У живущей над самой рекой Агафьи Неупокоевой родился ангельской красы ребенок. Что за беда, скажете, родился и все тут, свет никому не застил. В такое-то на детские голоса безлюдье радоваться всенародно надо, а не огорчаться. Так бы оно и было. Если бы не перевалило Агафье за семьдесят годочков.
Задолго до случившегося конфуза стали примечать люди за Агафьей неладное: вроде бы округляется под фартуком бабкин живот, пухнет и пухнет с каждым днем — совсем как у какой-нибудь молодухи. Такой дым любому глаза выест. Поползли по улицам шепоточки. Из мужиков-то в деревне, почитай, один киловатый Макся. Кто еще и пухом не покрылся, а кто и растерял свои перья. Но и за каждым стариком в десяток глаз приглядывать стали: авось у ниточки какой ни есть кончик объявится.

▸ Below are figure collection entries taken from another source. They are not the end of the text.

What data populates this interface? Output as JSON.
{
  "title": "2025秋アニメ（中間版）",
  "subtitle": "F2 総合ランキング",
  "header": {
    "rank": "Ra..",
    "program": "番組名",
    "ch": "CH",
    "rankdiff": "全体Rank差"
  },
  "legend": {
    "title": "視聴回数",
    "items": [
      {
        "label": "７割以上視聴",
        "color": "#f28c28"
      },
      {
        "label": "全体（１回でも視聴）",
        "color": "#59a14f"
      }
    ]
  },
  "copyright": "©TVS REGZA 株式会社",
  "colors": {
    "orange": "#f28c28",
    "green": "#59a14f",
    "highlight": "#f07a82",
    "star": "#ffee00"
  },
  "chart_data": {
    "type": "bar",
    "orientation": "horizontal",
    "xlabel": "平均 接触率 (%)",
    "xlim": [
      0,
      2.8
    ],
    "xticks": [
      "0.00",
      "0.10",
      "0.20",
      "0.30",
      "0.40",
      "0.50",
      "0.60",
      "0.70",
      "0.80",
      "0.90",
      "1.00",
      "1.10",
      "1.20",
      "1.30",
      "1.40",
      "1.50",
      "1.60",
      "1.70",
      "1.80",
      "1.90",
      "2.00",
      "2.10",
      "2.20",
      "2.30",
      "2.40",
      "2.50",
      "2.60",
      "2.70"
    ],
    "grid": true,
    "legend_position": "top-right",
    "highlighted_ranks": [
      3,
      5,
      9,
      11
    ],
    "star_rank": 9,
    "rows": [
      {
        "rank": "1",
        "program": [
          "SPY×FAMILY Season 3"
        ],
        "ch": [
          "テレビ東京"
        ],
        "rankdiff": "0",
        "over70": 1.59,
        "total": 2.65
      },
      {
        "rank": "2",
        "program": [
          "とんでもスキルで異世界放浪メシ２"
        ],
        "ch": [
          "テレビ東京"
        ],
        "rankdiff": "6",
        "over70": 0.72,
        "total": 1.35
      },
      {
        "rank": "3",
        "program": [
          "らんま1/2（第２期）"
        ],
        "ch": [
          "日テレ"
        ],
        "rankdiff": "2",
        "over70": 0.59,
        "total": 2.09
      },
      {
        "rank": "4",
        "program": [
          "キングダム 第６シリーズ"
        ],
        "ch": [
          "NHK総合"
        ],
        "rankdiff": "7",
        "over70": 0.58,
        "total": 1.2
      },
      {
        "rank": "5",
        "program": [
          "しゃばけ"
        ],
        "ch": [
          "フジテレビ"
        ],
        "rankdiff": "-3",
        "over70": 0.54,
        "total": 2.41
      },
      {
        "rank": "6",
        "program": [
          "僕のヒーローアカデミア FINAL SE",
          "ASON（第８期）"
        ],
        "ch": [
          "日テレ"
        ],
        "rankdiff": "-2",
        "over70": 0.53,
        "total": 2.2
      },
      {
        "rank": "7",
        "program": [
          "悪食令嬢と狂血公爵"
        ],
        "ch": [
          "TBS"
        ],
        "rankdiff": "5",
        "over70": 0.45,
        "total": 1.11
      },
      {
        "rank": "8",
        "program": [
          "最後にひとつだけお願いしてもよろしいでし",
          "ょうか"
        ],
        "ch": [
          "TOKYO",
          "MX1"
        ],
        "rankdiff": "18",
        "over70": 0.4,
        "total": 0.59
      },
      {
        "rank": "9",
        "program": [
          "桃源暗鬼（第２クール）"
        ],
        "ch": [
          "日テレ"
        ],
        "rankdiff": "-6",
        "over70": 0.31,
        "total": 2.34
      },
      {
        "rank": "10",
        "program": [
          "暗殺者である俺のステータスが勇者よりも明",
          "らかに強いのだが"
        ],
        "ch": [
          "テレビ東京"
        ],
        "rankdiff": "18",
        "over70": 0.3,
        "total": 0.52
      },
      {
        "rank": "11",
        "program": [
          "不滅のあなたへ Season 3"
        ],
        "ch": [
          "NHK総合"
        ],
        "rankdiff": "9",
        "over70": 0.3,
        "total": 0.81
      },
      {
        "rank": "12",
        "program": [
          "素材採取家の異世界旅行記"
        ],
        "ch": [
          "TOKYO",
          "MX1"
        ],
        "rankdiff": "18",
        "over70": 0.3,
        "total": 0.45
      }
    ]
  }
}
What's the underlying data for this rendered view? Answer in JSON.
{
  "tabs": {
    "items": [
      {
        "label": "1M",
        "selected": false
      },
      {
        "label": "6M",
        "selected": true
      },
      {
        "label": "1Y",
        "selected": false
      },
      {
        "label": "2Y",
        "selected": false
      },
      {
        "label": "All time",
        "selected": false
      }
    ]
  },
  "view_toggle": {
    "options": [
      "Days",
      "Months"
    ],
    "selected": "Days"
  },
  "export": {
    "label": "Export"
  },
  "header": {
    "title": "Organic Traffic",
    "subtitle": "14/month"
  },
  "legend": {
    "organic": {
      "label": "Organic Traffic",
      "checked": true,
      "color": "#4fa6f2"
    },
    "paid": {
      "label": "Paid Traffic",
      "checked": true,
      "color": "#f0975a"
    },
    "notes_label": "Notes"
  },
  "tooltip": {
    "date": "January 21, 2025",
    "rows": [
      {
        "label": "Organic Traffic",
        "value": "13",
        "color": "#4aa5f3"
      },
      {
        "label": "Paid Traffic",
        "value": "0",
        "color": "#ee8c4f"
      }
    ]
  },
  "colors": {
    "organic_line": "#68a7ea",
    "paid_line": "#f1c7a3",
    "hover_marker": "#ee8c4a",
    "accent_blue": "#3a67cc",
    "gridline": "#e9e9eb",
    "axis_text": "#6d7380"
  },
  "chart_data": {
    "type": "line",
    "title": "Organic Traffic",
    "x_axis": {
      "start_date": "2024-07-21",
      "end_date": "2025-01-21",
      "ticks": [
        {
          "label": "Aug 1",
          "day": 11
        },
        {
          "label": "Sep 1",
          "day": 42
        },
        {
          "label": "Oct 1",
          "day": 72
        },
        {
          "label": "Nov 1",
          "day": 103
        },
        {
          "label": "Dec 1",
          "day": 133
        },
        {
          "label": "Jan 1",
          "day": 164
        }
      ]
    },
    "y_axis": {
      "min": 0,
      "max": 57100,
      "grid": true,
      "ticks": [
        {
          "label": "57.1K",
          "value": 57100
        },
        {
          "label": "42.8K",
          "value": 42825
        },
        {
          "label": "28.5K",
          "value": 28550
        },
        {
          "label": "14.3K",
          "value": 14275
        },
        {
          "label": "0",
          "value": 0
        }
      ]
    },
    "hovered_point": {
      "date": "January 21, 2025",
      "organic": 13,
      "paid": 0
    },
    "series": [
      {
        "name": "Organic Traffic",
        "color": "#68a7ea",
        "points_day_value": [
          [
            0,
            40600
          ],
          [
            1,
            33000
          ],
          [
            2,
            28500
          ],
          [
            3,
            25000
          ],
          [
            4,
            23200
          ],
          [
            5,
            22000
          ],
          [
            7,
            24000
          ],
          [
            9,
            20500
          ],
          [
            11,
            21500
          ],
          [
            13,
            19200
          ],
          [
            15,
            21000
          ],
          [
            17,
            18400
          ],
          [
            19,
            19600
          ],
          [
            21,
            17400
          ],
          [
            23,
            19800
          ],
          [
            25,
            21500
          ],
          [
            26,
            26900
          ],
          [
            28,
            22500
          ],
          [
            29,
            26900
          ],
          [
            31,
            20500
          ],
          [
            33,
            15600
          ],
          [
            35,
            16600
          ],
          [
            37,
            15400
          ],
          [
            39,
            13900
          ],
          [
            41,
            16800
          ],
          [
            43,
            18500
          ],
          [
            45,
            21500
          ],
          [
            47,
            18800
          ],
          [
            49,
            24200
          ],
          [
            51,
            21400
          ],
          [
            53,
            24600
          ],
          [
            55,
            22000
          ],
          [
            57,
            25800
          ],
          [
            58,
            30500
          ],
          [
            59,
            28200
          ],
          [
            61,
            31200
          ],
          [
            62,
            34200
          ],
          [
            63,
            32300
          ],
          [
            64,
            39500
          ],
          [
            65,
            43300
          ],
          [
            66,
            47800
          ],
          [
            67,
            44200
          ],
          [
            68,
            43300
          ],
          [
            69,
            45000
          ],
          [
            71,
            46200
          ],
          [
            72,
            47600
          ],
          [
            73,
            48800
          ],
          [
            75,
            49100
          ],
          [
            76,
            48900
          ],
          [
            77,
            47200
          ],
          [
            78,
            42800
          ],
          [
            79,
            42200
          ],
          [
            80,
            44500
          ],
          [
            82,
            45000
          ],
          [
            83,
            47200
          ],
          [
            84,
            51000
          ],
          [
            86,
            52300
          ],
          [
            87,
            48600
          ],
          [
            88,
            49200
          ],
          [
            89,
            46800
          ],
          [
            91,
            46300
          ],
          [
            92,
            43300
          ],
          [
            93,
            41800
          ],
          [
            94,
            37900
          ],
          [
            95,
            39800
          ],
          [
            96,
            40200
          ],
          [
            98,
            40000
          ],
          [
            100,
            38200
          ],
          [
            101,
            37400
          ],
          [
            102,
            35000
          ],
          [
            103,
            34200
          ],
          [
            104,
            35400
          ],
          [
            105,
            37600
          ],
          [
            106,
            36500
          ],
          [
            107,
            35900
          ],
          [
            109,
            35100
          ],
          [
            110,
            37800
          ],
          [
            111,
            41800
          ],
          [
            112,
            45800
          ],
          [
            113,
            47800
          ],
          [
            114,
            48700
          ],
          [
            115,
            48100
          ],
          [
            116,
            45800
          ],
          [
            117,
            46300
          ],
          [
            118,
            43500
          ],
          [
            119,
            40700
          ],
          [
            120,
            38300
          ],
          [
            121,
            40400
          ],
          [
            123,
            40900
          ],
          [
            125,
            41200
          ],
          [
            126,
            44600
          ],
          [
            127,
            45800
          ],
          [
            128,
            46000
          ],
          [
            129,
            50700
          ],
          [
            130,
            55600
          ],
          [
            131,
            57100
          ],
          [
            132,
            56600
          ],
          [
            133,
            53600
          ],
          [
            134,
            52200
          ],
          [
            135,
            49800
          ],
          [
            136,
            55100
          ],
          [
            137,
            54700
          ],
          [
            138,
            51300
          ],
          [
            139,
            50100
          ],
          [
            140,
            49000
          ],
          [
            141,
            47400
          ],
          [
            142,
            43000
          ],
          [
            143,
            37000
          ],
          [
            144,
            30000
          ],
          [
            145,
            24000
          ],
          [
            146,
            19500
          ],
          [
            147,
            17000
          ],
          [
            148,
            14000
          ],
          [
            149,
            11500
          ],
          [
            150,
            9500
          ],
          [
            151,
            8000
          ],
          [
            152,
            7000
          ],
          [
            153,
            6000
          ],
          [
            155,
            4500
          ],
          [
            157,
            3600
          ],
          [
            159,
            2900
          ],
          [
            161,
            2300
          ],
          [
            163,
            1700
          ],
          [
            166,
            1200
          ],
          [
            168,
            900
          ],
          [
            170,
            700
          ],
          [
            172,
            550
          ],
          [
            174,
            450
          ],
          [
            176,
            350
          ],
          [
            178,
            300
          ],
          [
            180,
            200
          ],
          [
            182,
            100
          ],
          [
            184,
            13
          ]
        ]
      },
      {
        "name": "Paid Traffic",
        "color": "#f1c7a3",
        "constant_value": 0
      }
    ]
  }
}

— Чего гадать? С нечистым спуталась, — уверенно заявила Тюлениха.
Кое-кто из Агафьиной ровни молодость ее игривую в памяти своей высветлил: лихой была молодицей, с какого бока не ущипни — на губах привет да улыбка. Вот потому и сомнение: не ударилась ли от умственного изъяна в давно забытое?
От слухов плетнем не отгородишься. Вызнав о таком навете, Агафья сплюнула в сердцах и оборонилась от поселкового мира запертой на щеколду калиткой.
А в ночь на Ивана Купалу сразу после двенадцатого удара заводского колокола прокукарекал во дворе Агафьи еще несъеденный петух, а следом громко возвестил о себе криком младенец.
Новость эту ни свет ни заря занесла к нам в дом соседка Капитолина Моржова.
— Слышь, Кондратьевна, Агафья-то и впрямь разрешилась.
— Господи, и что это только деется, — завелась своим любимым присловьем бабка. — В такое ли время над старухой шутки выкидывать.
— Вот и Агафья божится, что разыграл ее кто-то, припозорил у самой гробовой доски. А ребенка-то куда денешь? Славный такой парнишонка, крепенький, скуластый, а волосом цыганистый, совсем как пуеровские девки.
Сказала и осеклась. Будто что-то вдруг иное подумалось.
— Ну, а Агафья что? — Бабка вроде и не приметила этого.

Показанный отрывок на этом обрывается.